Mesmo o valor previsto para a etapa inicial (R$ 27 bilhões) está longe da realidade. Os financiamentos públicos para hotelaria, por exemplo, deverão ser muito maiores do que os que estão lançados no portal. Os R$ 350,1 milhões contratados até agora destinam-se à implantação de dois novos empreendimentos, em Botafogo e Copacabana, à revitalização do Glória e à instalação de hotel em Aparecida do Norte (SP). Muito provavelmente, outros hotéis serão construídos. O valor total disponibilizado pelas linhas de financiamento do BNDES e dos Fundos Constitucionais (Norte, Nordeste e Centro-Oeste) para essa finalidade é de R$ 1,9 bilhão, podendo ser ampliado conforme a demanda.

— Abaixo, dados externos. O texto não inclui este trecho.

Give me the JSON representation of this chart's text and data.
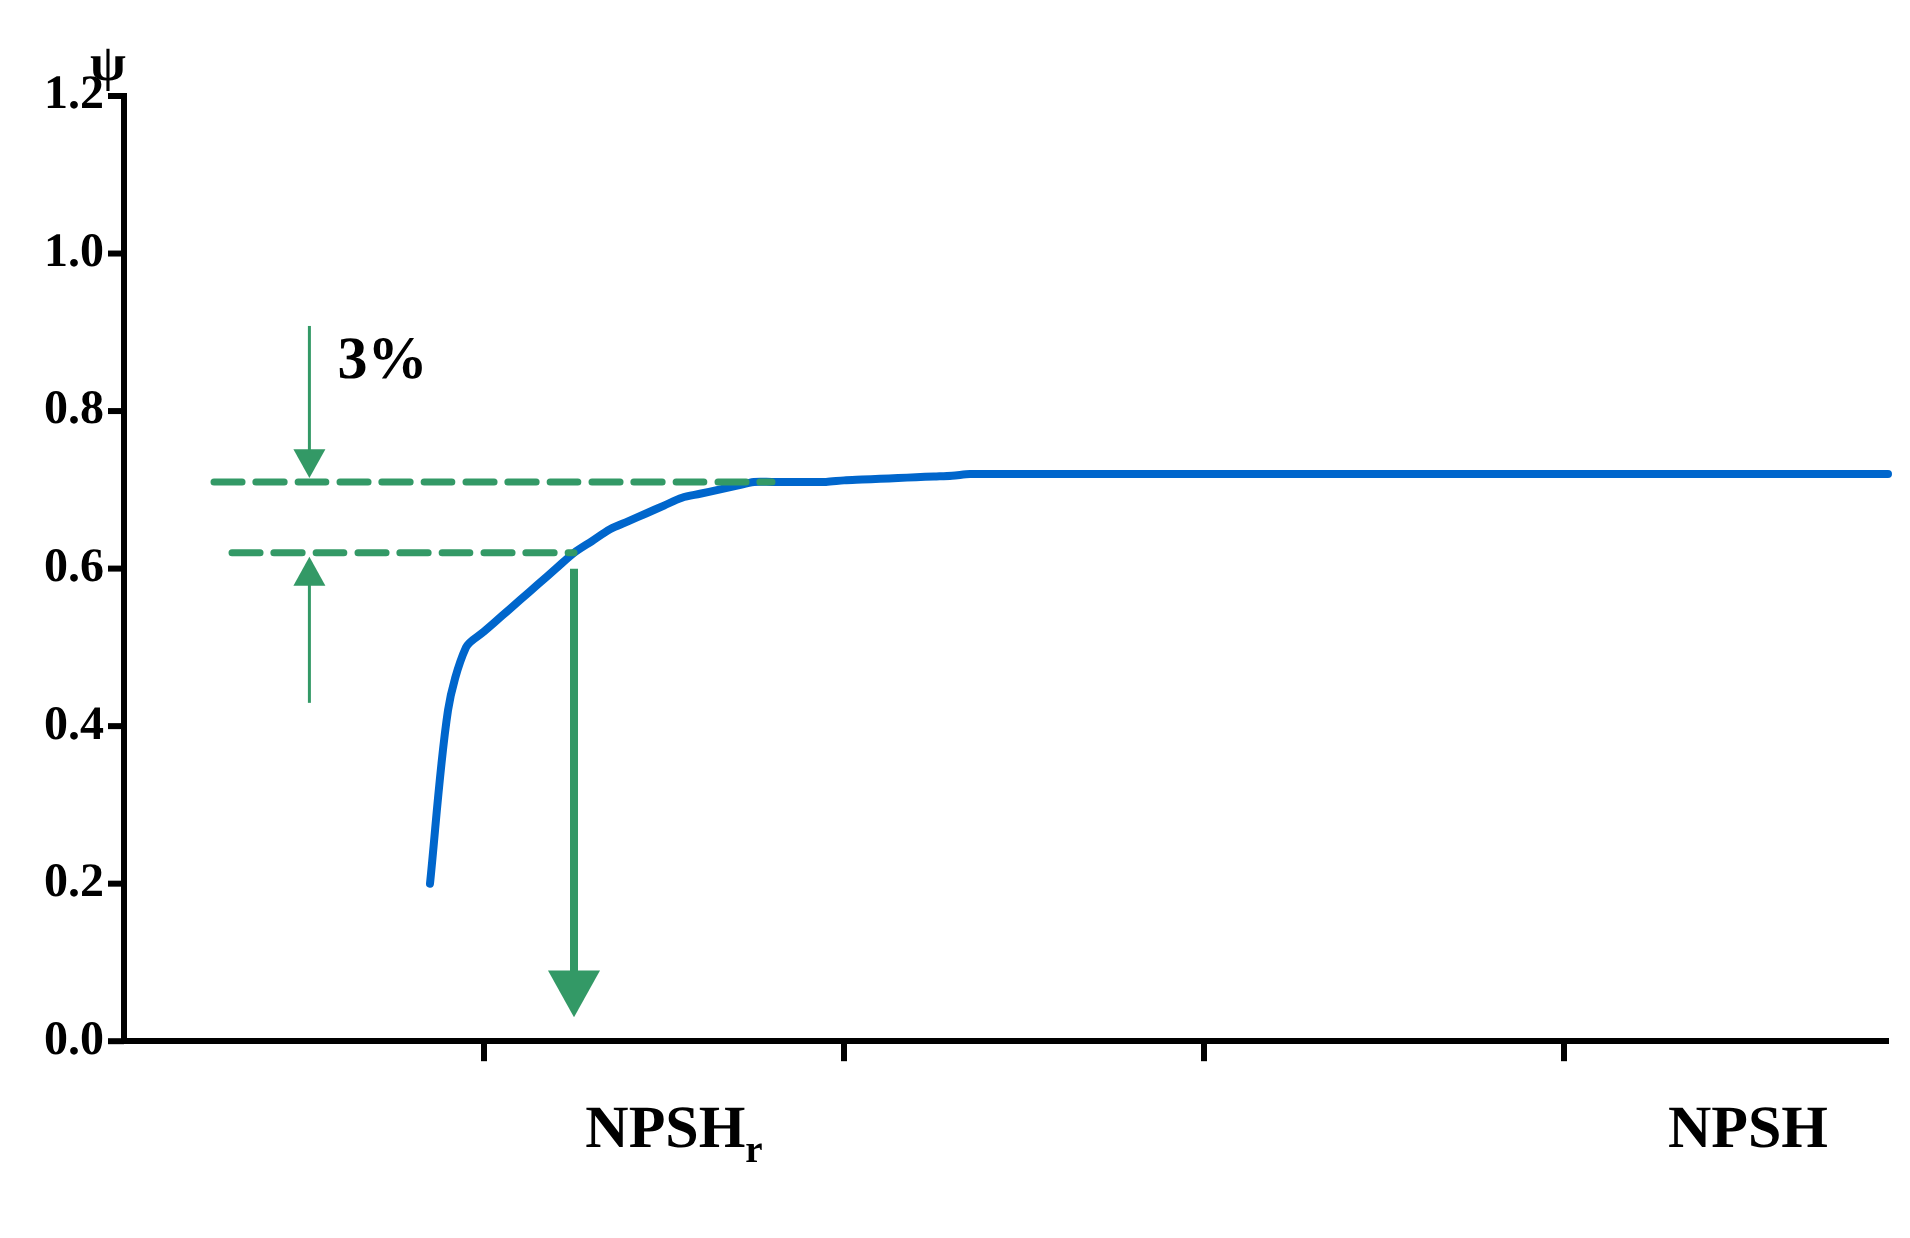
{
  "chart_data": {
    "type": "line",
    "ylabel": "ψ",
    "categories": [
      null,
      null,
      null,
      null,
      null,
      null,
      null,
      null,
      null,
      null,
      null,
      null,
      null,
      null,
      null,
      null,
      null,
      null,
      null,
      null,
      null,
      null,
      null,
      null,
      null,
      null,
      null,
      null,
      null,
      null,
      null,
      null,
      null,
      null,
      null,
      null,
      null,
      null,
      null,
      null,
      null,
      null,
      null,
      null,
      null,
      null,
      null,
      null,
      null,
      null,
      null,
      null,
      null,
      null,
      null,
      null,
      null,
      null,
      null,
      null,
      null,
      null,
      null,
      null,
      null,
      null,
      null,
      null,
      null,
      null,
      null,
      null,
      null,
      null,
      null,
      null,
      null,
      null,
      null,
      null,
      null,
      null,
      null,
      null,
      null,
      null,
      null,
      null,
      null,
      null,
      null,
      null,
      null,
      null,
      null,
      null,
      null,
      null,
      null
    ],
    "series": [
      {
        "color": "#0066cc",
        "values": [
          null,
          null,
          null,
          null,
          null,
          null,
          null,
          null,
          null,
          null,
          null,
          null,
          null,
          null,
          null,
          null,
          null,
          0.2,
          0.42,
          0.5,
          0.52,
          0.54,
          0.56,
          0.58,
          0.6,
          0.62,
          0.635,
          0.65,
          0.66,
          0.67,
          0.68,
          0.69,
          0.695,
          0.7,
          0.705,
          0.71,
          0.71,
          0.71,
          0.71,
          0.71,
          0.712,
          0.713,
          0.714,
          0.715,
          0.716,
          0.717,
          0.718,
          0.72,
          0.72,
          0.72,
          0.72,
          0.72,
          0.72,
          0.72,
          0.72,
          0.72,
          0.72,
          0.72,
          0.72,
          0.72,
          0.72,
          0.72,
          0.72,
          0.72,
          0.72,
          0.72,
          0.72,
          0.72,
          0.72,
          0.72,
          0.72,
          0.72,
          0.72,
          0.72,
          0.72,
          0.72,
          0.72,
          0.72,
          0.72,
          0.72,
          0.72,
          0.72,
          0.72,
          0.72,
          0.72,
          0.72,
          0.72,
          0.72,
          0.72,
          0.72,
          0.72,
          0.72,
          0.72,
          0.72,
          0.72,
          0.72,
          0.72,
          0.72,
          0.72
        ]
      },
      {
        "color": "#339966",
        "line_style": "dashed",
        "values": [
          null,
          null,
          null,
          null,
          null,
          0.71,
          0.71,
          0.71,
          0.71,
          0.71,
          0.71,
          0.71,
          0.71,
          0.71,
          0.71,
          0.71,
          0.71,
          0.71,
          0.71,
          0.71,
          0.71,
          0.71,
          0.71,
          0.71,
          0.71,
          0.71,
          0.71,
          0.71,
          0.71,
          0.71,
          0.71,
          0.71,
          0.71,
          0.71,
          0.71,
          0.71,
          0.71,
          null,
          null,
          null,
          null,
          null,
          null,
          null,
          null,
          null,
          null,
          null,
          null,
          null,
          null,
          null,
          null,
          null,
          null,
          null,
          null,
          null,
          null,
          null,
          null,
          null,
          null,
          null,
          null,
          null,
          null,
          null,
          null,
          null,
          null,
          null,
          null,
          null,
          null,
          null,
          null,
          null,
          null,
          null,
          null,
          null,
          null,
          null,
          null,
          null,
          null,
          null,
          null,
          null,
          null,
          null,
          null,
          null,
          null,
          null,
          null,
          null,
          null
        ]
      },
      {
        "color": "#339966",
        "line_style": "dashed",
        "values": [
          null,
          null,
          null,
          null,
          null,
          null,
          0.62,
          0.62,
          0.62,
          0.62,
          0.62,
          0.62,
          0.62,
          0.62,
          0.62,
          0.62,
          0.62,
          0.62,
          0.62,
          0.62,
          0.62,
          0.62,
          0.62,
          0.62,
          0.62,
          0.62,
          null,
          null,
          null,
          null,
          null,
          null,
          null,
          null,
          null,
          null,
          null,
          null,
          null,
          null,
          null,
          null,
          null,
          null,
          null,
          null,
          null,
          null,
          null,
          null,
          null,
          null,
          null,
          null,
          null,
          null,
          null,
          null,
          null,
          null,
          null,
          null,
          null,
          null,
          null,
          null,
          null,
          null,
          null,
          null,
          null,
          null,
          null,
          null,
          null,
          null,
          null,
          null,
          null,
          null,
          null,
          null,
          null,
          null,
          null,
          null,
          null,
          null,
          null,
          null,
          null,
          null,
          null,
          null,
          null,
          null,
          null,
          null,
          null
        ]
      }
    ],
    "ylim": [
      0,
      1.2
    ],
    "yticks": [
      {
        "value": 0,
        "label": "0.0"
      },
      {
        "value": 0.2,
        "label": "0.2"
      },
      {
        "value": 0.4,
        "label": "0.4"
      },
      {
        "value": 0.6,
        "label": "0.6"
      },
      {
        "value": 0.8,
        "label": "0.8"
      },
      {
        "value": 1,
        "label": "1.0"
      },
      {
        "value": 1.2,
        "label": "1.2"
      }
    ],
    "annotations": [
      "3%",
      "NPSH$_{r}$",
      "NPSH"
    ],
    "legend": false,
    "grid": false,
    "marker": "none"
  }
}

Outro exemplo de discrepância gritante entre o valor orçado e o real é o Estádio Nacional de Brasília Mané Garrincha. O custo frequentemente divulgado é de R$ 688,3 milhões. Nesse montante, porém, não está incluída a cobertura da arena que acaba de ser licitada, elevando o dispêndio para cerca de R$ 850 milhões. Também não constavam da previsão original as despesas com o gramado, a iluminação, as cadeiras, os elevadores, dentre outros “detalhes”. Ou seja, a estimativa do Governo do Distrito Federal refere-se, basicamente, à estrutura de concreto. Algo como se fosse possível calcular o custo de uma casa sem telhado, piso, luz etc…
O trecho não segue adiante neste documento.